Die Serenades aus Schweden nutzen die Größe des Studio 1 mit ihrem orchestralen Sound in vollen Zügen aus. Mit den XL-Melodien und den wunderschönen mehrstimmigen Gesängen fühlt man sich schnell (und im besten Sinne) an die 80er erinnert. Ein paar selige Momente - und hier und da liegen sich die Zuschauer tatsächlich in den Armen.

00.10 Uhr, Studio 2

Im Jahr 2005 standen die vier Mädels von Candelilla schon mal auf der Studio-Bühne des on3-Festivals. Sechs Jahre später ist ihr Ansatz - Punk als Moderne Kunst - noch derselbe, und trotzdem hat sich viel getan. Sie wirken selbstbewusster denn je, ihr Zusammenspiel ist präziser denn je und ihre Schreie treffen zielsicherer denn je unser Mark und Bein. Wir sind gespannt auf das Album, das sie im Sommer mit Steve Albini in Chicago aufgenommen haben.
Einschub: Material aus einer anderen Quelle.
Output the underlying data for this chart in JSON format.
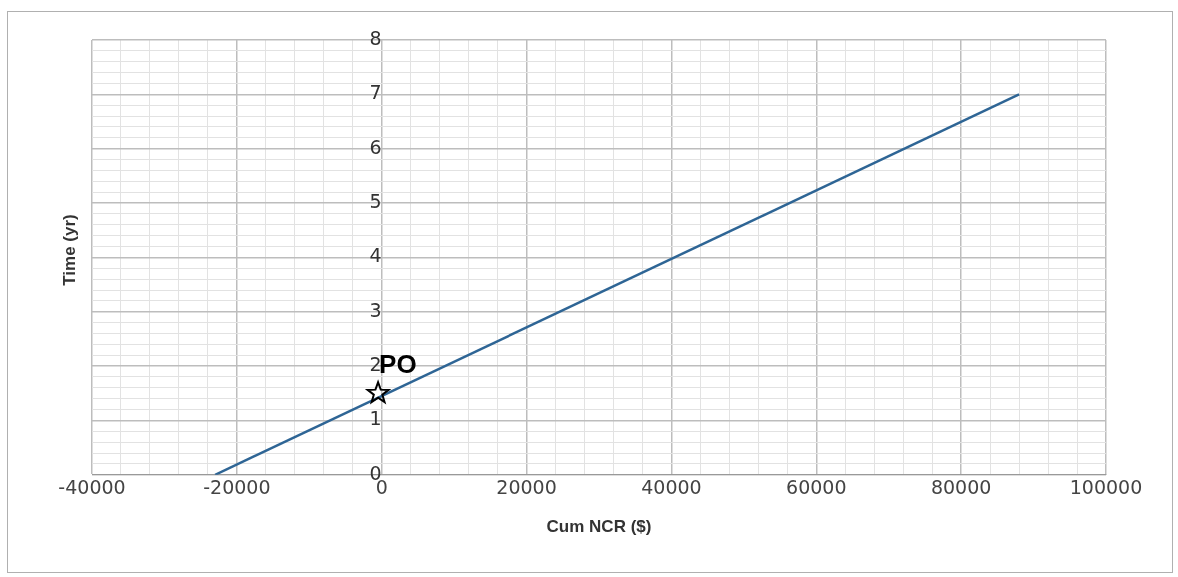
{
  "chart_data": {
    "type": "line",
    "xlabel": "Cum NCR ($)",
    "ylabel": "Time (yr)",
    "xlim": [
      -40000,
      100000
    ],
    "ylim": [
      0,
      8
    ],
    "xticks": [
      -40000,
      {
        "value": -36000,
        "label": null
      },
      {
        "value": -32000,
        "label": null
      },
      {
        "value": -28000,
        "label": null
      },
      {
        "value": -24000,
        "label": null
      },
      -20000,
      {
        "value": -16000,
        "label": null
      },
      {
        "value": -12000,
        "label": null
      },
      {
        "value": -8000,
        "label": null
      },
      {
        "value": -4000,
        "label": null
      },
      0,
      {
        "value": 4000,
        "label": null
      },
      {
        "value": 8000,
        "label": null
      },
      {
        "value": 12000,
        "label": null
      },
      {
        "value": 16000,
        "label": null
      },
      20000,
      {
        "value": 24000,
        "label": null
      },
      {
        "value": 28000,
        "label": null
      },
      {
        "value": 32000,
        "label": null
      },
      {
        "value": 36000,
        "label": null
      },
      40000,
      {
        "value": 44000,
        "label": null
      },
      {
        "value": 48000,
        "label": null
      },
      {
        "value": 52000,
        "label": null
      },
      {
        "value": 56000,
        "label": null
      },
      60000,
      {
        "value": 64000,
        "label": null
      },
      {
        "value": 68000,
        "label": null
      },
      {
        "value": 72000,
        "label": null
      },
      {
        "value": 76000,
        "label": null
      },
      80000,
      {
        "value": 84000,
        "label": null
      },
      {
        "value": 88000,
        "label": null
      },
      {
        "value": 92000,
        "label": null
      },
      {
        "value": 96000,
        "label": null
      },
      100000
    ],
    "yticks": [
      0,
      {
        "value": 0.2,
        "label": null
      },
      {
        "value": 0.4,
        "label": null
      },
      {
        "value": 0.6,
        "label": null
      },
      {
        "value": 0.8,
        "label": null
      },
      1,
      {
        "value": 1.2,
        "label": null
      },
      {
        "value": 1.4,
        "label": null
      },
      {
        "value": 1.6,
        "label": null
      },
      {
        "value": 1.8,
        "label": null
      },
      2,
      {
        "value": 2.2,
        "label": null
      },
      {
        "value": 2.4,
        "label": null
      },
      {
        "value": 2.6,
        "label": null
      },
      {
        "value": 2.8,
        "label": null
      },
      3,
      {
        "value": 3.2,
        "label": null
      },
      {
        "value": 3.4,
        "label": null
      },
      {
        "value": 3.6,
        "label": null
      },
      {
        "value": 3.8,
        "label": null
      },
      4,
      {
        "value": 4.2,
        "label": null
      },
      {
        "value": 4.4,
        "label": null
      },
      {
        "value": 4.6,
        "label": null
      },
      {
        "value": 4.8,
        "label": null
      },
      5,
      {
        "value": 5.2,
        "label": null
      },
      {
        "value": 5.4,
        "label": null
      },
      {
        "value": 5.6,
        "label": null
      },
      {
        "value": 5.8,
        "label": null
      },
      6,
      {
        "value": 6.2,
        "label": null
      },
      {
        "value": 6.4,
        "label": null
      },
      {
        "value": 6.6,
        "label": null
      },
      {
        "value": 6.8,
        "label": null
      },
      7,
      {
        "value": 7.2,
        "label": null
      },
      {
        "value": 7.4,
        "label": null
      },
      {
        "value": 7.6,
        "label": null
      },
      {
        "value": 7.8,
        "label": null
      },
      8
    ],
    "grid": true,
    "legend": false,
    "series": [
      {
        "color": "#2e6595",
        "x": [
          -23000,
          88000
        ],
        "values": [
          0,
          7
        ],
        "marker": "none"
      },
      {
        "type": "scatter",
        "name": "PO",
        "color": "#000000",
        "x": [
          -500
        ],
        "values": [
          1.5
        ],
        "marker": "star"
      }
    ]
  }
}
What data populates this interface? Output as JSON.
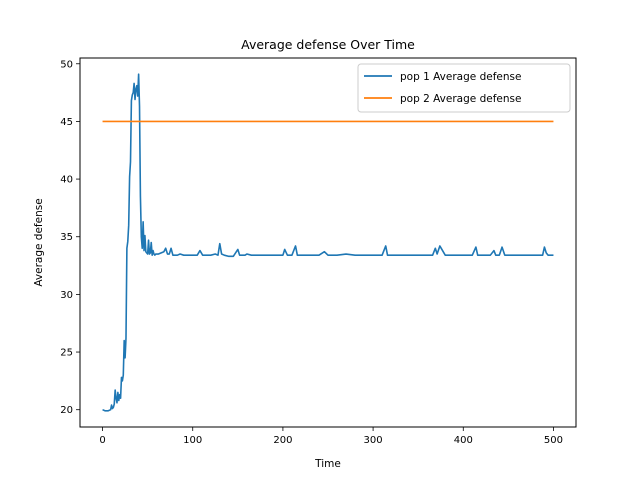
{
  "chart_data": {
    "type": "line",
    "title": "Average defense Over Time",
    "xlabel": "Time",
    "ylabel": "Average defense",
    "xlim": [
      -25,
      525
    ],
    "ylim": [
      18.5,
      50.5
    ],
    "xticks": [
      0,
      100,
      200,
      300,
      400,
      500
    ],
    "yticks": [
      20,
      25,
      30,
      35,
      40,
      45,
      50
    ],
    "grid": false,
    "legend_position": "top-right",
    "series": [
      {
        "name": "pop 1 Average defense",
        "color": "#1f77b4",
        "x": [
          0,
          3,
          6,
          9,
          10,
          11,
          12,
          13,
          14,
          15,
          16,
          17,
          18,
          19,
          20,
          21,
          22,
          23,
          24,
          25,
          26,
          27,
          28,
          29,
          30,
          31,
          32,
          33,
          34,
          35,
          36,
          37,
          38,
          39,
          40,
          41,
          42,
          43,
          44,
          45,
          46,
          47,
          48,
          49,
          50,
          51,
          52,
          53,
          54,
          55,
          56,
          57,
          58,
          59,
          60,
          62,
          65,
          68,
          70,
          72,
          74,
          76,
          78,
          80,
          83,
          86,
          90,
          95,
          100,
          105,
          108,
          111,
          115,
          120,
          125,
          128,
          130,
          132,
          135,
          140,
          145,
          150,
          152,
          155,
          158,
          160,
          165,
          170,
          180,
          190,
          200,
          202,
          205,
          210,
          214,
          216,
          220,
          230,
          240,
          246,
          250,
          260,
          270,
          280,
          290,
          300,
          310,
          314,
          316,
          320,
          330,
          340,
          350,
          360,
          366,
          369,
          371,
          374,
          380,
          390,
          400,
          410,
          414,
          416,
          420,
          430,
          434,
          436,
          440,
          443,
          446,
          448,
          450,
          460,
          470,
          480,
          488,
          490,
          492,
          494,
          500
        ],
        "y": [
          20.0,
          19.9,
          19.9,
          20.0,
          20.4,
          20.1,
          20.2,
          20.5,
          21.7,
          21.0,
          20.6,
          21.5,
          20.8,
          21.3,
          21.0,
          22.8,
          22.5,
          23.0,
          26.0,
          24.5,
          26.2,
          34.0,
          34.6,
          36.0,
          40.2,
          41.5,
          46.8,
          47.3,
          47.5,
          48.3,
          46.9,
          47.8,
          48.1,
          47.2,
          49.1,
          46.3,
          38.5,
          35.0,
          34.0,
          36.3,
          33.8,
          35.1,
          33.7,
          33.6,
          33.5,
          34.7,
          33.5,
          33.6,
          34.5,
          33.4,
          33.8,
          33.5,
          33.4,
          33.5,
          33.5,
          33.5,
          33.6,
          33.7,
          34.0,
          33.5,
          33.5,
          34.0,
          33.4,
          33.4,
          33.4,
          33.5,
          33.4,
          33.4,
          33.4,
          33.4,
          33.8,
          33.4,
          33.4,
          33.4,
          33.5,
          33.4,
          34.4,
          33.5,
          33.4,
          33.3,
          33.3,
          33.9,
          33.4,
          33.4,
          33.4,
          33.5,
          33.4,
          33.4,
          33.4,
          33.4,
          33.4,
          33.9,
          33.4,
          33.4,
          34.2,
          33.4,
          33.4,
          33.4,
          33.4,
          33.7,
          33.4,
          33.4,
          33.5,
          33.4,
          33.4,
          33.4,
          33.4,
          34.2,
          33.4,
          33.4,
          33.4,
          33.4,
          33.4,
          33.4,
          33.4,
          34.0,
          33.5,
          34.2,
          33.4,
          33.4,
          33.4,
          33.4,
          34.1,
          33.4,
          33.4,
          33.4,
          33.8,
          33.4,
          33.4,
          34.1,
          33.4,
          33.4,
          33.4,
          33.4,
          33.4,
          33.4,
          33.4,
          34.1,
          33.6,
          33.4,
          33.4
        ]
      },
      {
        "name": "pop 2 Average defense",
        "color": "#ff7f0e",
        "x": [
          0,
          500
        ],
        "y": [
          45,
          45
        ]
      }
    ]
  }
}
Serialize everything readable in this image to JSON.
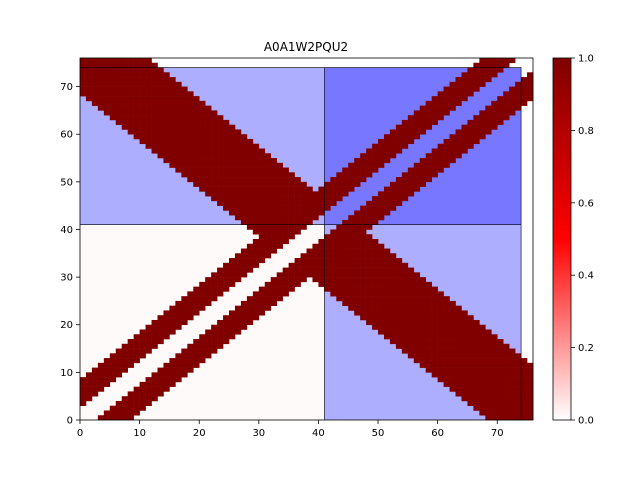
{
  "chart_data": {
    "type": "heatmap",
    "title": "A0A1W2PQU2",
    "xlabel": "",
    "ylabel": "",
    "n": 76,
    "xlim": [
      0,
      76
    ],
    "ylim": [
      0,
      76
    ],
    "x_ticks": [
      0,
      10,
      20,
      30,
      40,
      50,
      60,
      70
    ],
    "y_ticks": [
      0,
      10,
      20,
      30,
      40,
      50,
      60,
      70
    ],
    "colorbar": {
      "range": [
        0,
        1
      ],
      "ticks": [
        "0.0",
        "0.2",
        "0.4",
        "0.6",
        "0.8",
        "1.0"
      ],
      "colormap": [
        "#ffffff",
        "#ff0000",
        "#800000"
      ]
    },
    "matrix_description": {
      "value_high": 1.0,
      "value_low": 0.0,
      "diagonal_band": {
        "center_offset": 0,
        "half_width": 2,
        "value": 0.0
      },
      "high_bands": [
        {
          "axis": "diagonal",
          "from_offset": 3,
          "to_offset": 8
        },
        {
          "axis": "anti_diagonal",
          "sum_min": 68,
          "sum_max": 86
        }
      ]
    },
    "regions": [
      {
        "x": [
          0,
          41
        ],
        "y": [
          41,
          74
        ],
        "fill": "#aeaeff"
      },
      {
        "x": [
          41,
          74
        ],
        "y": [
          41,
          74
        ],
        "fill": "#7777ff"
      },
      {
        "x": [
          41,
          74
        ],
        "y": [
          0,
          41
        ],
        "fill": "#aeaeff"
      },
      {
        "x": [
          0,
          41
        ],
        "y": [
          0,
          41
        ],
        "fill": "#fffafa"
      }
    ],
    "domain_boundaries": [
      41,
      74
    ],
    "grid": false
  }
}
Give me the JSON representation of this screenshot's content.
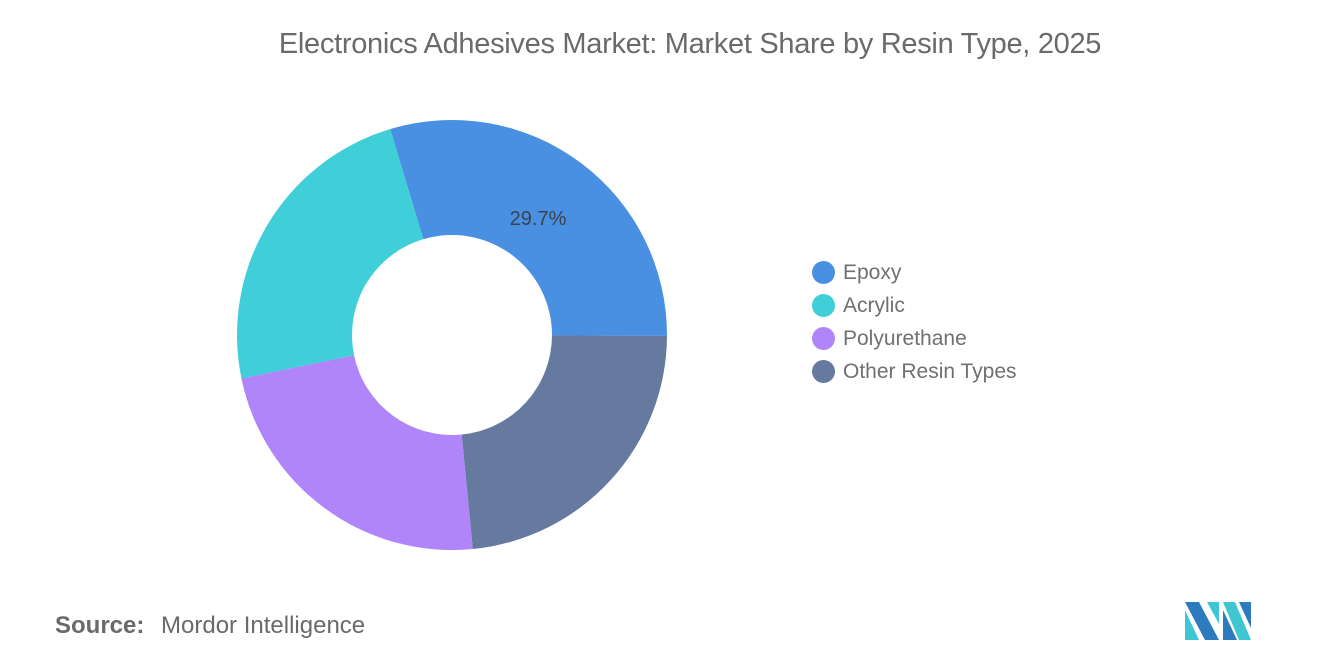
{
  "title": "Electronics Adhesives Market: Market Share by Resin Type, 2025",
  "chart_data": {
    "type": "pie",
    "subtype": "donut",
    "title": "Electronics Adhesives Market: Market Share by Resin Type, 2025",
    "categories": [
      "Epoxy",
      "Acrylic",
      "Polyurethane",
      "Other Resin Types"
    ],
    "values": [
      29.7,
      23.6,
      23.3,
      23.4
    ],
    "unit": "%",
    "colors": [
      "#4a90e2",
      "#40ced9",
      "#b085fa",
      "#667aa0"
    ],
    "data_labels": [
      {
        "category": "Epoxy",
        "text": "29.7%"
      }
    ],
    "legend_position": "right",
    "start_angle_deg": -16.7
  },
  "legend": {
    "items": [
      {
        "label": "Epoxy",
        "color": "#4a90e2"
      },
      {
        "label": "Acrylic",
        "color": "#40ced9"
      },
      {
        "label": "Polyurethane",
        "color": "#b085fa"
      },
      {
        "label": "Other Resin Types",
        "color": "#667aa0"
      }
    ]
  },
  "source": {
    "label": "Source:",
    "value": "Mordor Intelligence"
  },
  "logo": {
    "name": "mordor-intelligence-logo",
    "colors": [
      "#2b7bbd",
      "#3fc6d3"
    ]
  }
}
Einer der intensivsten Auftritte des Abends! Die Münchner Band hat eine beeindruckende Entwicklung hinter sich - ihre höfliche "LMAA"-Attitüde aber haben sie zum Glück behalten. Fühlt sich noch jemand an die Pixies erinnert? Wir verneigen uns jedenfalls vor dieser Band. Right on, rrrriot!!!!

00.25 Uhr, Studio 3

Der ägyptische Elektronica-Künstler Neobyrd hat trotz intensiver Bemühungen keine Ausreisegenehmigung erhalten und entschuldigt sich per Videobotschaft beim Festival-Publikum. Sein 25-minütiges Set fürs on3-Festival hat er am Vormittag zu Hause aufgenommen und gleich mitgeschickt. Deshalb gibt es das Konzert in Studio 3 jetzt einfach in Abwesenheit des Künstlers.

00.50 Uhr, Studio 1

Viel Diskussion um das hautfarbene Feder-Body-Kostüm, in dem Nanna Øland Fabricius von Oh Land die Bühne betritt. Hase? Schwan? Oder doch Reh? Vermutlich letzteres, auch wenn die Show der Dänin alles andere als "scheu" und "zart" ist. Von Anfang an werden die Hits rausgeballert, erst "Perfection" dann "Sun Of A Gun" und "Voodoo". Und spätestens als sie beim Dubstep-beeinflussten "Wolf & I" gemeinsam mit ihrem Schlagzeuger euphorisch auf die Becken drischt, hat sie das volle Studio 1 in der Tasche. Jeder Ton sitzt, jeder Song reißt mit, und am Ende erreicht die Party ihren Höhepunkt mit "White Nights" und "We Turn It Up".

01.10 Uhr, Studio 2

Neon Indian schließlich kann man auf zweierlei Art genießen: Entweder lässt man sich einlullen (und nach all der Aufregung runterbringen) von den hypnotischen Elektroschleiern, die Alan Palomo und seine Band all ihren Songs überwerfen. Oder aber man blickt hinter den seidigen Chillwave-Vorhang, um dort hochmelodiösen Pop zu entdecken, der durchaus tanzbar ist. Sänger Alan Palomo geht vollkommen in seiner Musik auf und bewegt sich wie hypnotisiert vom eigenen Sound zu den Beats. Ist das eine Art Prince fürs 21. Jahrhundert, der uns in Alices Wunderland entführt? Wir verneigen uns und ziehen glücklich von dannen - mit einem Fingerschnippen aus dem Funkhaus in die Nacht.